Second set of parents. Their daughter was a mere two years old, having been diagnosed one year ago. Mom owns her own business, but the business was put on the back burner one year ago when the girl was diagnosed. Can you imagine a one-year old baby having diabetes? A child that age cannot communicate their needs verbally. When my blood sugar is 50, my husband knows it. I can tell him. I can tell him as soon as I start feeling crappy, and he can take over. I can even get up and get my own damn snack sometimes. This little girl can’t do that! Hypoglycemia comes on fast most of the time, so were it not for CGM, the parents may have no other indication their daughter is suffering. This is so scary!

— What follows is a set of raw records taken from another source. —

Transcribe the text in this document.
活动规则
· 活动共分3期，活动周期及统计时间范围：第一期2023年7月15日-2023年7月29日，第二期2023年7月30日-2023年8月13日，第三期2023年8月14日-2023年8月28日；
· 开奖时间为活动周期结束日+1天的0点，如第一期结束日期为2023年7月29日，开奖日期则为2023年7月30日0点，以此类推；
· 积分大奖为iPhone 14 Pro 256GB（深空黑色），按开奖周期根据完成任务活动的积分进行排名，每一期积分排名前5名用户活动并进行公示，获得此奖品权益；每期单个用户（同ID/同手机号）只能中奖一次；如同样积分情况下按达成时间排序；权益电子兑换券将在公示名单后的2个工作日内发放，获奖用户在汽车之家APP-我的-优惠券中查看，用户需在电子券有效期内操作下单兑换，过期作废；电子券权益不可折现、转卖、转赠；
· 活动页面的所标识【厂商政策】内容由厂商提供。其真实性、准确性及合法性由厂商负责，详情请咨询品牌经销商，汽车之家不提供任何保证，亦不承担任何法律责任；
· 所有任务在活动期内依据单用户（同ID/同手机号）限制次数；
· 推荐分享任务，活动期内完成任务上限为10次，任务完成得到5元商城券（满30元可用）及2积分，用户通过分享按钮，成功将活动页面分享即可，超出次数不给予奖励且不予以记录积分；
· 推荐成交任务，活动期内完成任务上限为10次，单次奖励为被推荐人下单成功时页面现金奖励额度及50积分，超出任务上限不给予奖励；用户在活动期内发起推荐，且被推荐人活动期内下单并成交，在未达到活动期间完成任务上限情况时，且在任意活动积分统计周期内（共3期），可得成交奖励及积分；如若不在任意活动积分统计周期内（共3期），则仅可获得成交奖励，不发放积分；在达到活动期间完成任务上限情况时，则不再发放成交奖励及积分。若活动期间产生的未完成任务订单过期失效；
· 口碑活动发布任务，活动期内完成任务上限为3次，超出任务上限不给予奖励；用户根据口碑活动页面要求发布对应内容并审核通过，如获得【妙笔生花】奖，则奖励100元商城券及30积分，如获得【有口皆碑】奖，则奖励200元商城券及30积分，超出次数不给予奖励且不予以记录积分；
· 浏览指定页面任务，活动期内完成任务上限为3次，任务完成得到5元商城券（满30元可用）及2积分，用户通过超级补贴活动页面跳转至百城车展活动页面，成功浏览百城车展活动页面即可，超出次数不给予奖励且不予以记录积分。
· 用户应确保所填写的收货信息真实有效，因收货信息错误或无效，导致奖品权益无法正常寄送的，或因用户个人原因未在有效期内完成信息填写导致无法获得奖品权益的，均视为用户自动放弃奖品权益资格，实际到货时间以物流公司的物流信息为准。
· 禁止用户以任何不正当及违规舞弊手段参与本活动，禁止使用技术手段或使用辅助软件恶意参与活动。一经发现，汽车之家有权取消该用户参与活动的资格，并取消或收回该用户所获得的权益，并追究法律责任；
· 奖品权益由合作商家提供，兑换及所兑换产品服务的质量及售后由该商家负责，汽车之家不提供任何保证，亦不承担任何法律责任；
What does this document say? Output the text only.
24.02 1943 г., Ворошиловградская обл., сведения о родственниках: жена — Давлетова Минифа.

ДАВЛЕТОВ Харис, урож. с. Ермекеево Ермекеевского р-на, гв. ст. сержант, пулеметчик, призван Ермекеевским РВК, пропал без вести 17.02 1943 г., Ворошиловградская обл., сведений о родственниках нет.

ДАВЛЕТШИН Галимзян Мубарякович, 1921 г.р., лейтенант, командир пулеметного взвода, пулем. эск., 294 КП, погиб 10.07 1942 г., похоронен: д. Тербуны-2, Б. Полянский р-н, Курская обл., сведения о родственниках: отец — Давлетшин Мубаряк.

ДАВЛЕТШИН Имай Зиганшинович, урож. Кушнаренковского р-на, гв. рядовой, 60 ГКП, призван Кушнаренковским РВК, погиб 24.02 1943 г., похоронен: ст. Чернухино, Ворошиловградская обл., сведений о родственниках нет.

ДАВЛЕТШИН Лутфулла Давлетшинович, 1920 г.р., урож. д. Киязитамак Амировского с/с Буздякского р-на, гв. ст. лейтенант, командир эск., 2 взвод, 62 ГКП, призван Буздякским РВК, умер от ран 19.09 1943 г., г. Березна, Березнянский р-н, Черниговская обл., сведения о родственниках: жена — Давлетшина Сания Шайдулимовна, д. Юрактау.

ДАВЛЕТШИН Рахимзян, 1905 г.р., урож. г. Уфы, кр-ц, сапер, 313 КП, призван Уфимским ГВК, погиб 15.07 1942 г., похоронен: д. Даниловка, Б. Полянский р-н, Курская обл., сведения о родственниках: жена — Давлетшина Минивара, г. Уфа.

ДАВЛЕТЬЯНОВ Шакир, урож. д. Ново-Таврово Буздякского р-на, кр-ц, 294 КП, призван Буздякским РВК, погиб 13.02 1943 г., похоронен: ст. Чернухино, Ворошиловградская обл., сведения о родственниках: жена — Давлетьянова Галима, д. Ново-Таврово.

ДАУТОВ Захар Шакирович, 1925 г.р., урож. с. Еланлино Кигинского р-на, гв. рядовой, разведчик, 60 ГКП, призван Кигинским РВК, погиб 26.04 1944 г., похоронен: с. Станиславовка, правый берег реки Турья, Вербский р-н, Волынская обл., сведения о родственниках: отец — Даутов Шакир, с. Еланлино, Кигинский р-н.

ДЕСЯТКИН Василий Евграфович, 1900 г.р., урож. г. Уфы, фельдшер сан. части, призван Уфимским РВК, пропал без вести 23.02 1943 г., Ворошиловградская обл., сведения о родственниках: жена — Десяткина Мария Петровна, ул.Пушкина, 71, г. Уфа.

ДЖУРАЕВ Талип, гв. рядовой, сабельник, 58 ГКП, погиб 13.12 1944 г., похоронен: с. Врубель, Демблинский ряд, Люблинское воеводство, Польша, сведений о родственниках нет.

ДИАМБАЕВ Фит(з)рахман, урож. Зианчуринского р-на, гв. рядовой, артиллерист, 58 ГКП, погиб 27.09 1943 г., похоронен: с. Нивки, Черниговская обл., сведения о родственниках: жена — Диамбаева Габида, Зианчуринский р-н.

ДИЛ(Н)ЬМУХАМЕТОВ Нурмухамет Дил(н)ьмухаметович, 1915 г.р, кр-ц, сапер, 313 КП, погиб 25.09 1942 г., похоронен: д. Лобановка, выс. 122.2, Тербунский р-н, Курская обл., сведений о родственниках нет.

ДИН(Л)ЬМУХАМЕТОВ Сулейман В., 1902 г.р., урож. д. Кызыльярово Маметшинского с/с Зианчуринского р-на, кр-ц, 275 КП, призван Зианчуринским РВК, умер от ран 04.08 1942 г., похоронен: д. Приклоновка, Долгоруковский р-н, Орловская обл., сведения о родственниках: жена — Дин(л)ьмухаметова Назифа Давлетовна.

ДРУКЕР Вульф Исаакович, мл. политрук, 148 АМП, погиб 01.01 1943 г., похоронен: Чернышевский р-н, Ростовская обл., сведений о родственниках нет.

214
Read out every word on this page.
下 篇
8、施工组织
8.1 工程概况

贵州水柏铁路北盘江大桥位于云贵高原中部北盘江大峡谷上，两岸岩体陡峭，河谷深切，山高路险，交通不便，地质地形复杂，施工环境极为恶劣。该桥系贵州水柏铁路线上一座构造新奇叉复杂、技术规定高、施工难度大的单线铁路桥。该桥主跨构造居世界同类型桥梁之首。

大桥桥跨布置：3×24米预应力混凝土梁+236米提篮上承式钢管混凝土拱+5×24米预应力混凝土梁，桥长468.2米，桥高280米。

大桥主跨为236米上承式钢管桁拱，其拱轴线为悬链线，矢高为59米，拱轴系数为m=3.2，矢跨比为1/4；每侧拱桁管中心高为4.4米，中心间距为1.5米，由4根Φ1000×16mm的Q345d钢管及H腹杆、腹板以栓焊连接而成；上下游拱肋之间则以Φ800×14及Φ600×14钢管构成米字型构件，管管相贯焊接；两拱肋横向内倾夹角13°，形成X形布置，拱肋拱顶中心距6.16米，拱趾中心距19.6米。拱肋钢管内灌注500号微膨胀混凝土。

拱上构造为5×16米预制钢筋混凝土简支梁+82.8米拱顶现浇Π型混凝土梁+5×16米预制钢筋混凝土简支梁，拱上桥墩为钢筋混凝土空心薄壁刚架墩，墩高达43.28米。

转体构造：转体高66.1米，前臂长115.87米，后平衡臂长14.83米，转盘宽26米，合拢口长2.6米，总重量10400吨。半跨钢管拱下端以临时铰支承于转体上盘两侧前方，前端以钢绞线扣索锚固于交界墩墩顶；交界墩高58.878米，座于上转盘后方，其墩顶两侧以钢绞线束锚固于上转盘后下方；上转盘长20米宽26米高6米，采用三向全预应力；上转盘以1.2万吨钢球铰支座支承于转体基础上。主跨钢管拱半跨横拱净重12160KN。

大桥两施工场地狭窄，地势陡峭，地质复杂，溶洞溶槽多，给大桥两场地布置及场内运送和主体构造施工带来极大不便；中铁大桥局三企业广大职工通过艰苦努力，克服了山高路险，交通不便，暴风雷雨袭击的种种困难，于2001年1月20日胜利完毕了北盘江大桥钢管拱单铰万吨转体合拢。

The point here is this – I am inspired. There are horrible parents everywhere, everyday. But right now, I am basking in the joy of having met these incredibly bad-ass parents. There is so much good in the world; selfishly, these encounters remind me of my “why”. My purpose here is so clear.  These moms and dads spend their days carb counting, calculating insulin doses, doing research, trying to make diabetes fun, obsessing over blood sugars, over-instructing nurses, teachers and caregivers; they don’t sleep, and they’re putting their kids’ needs before theirs 100% of the time. 

I am inspired, humbled, reminded and forever grateful.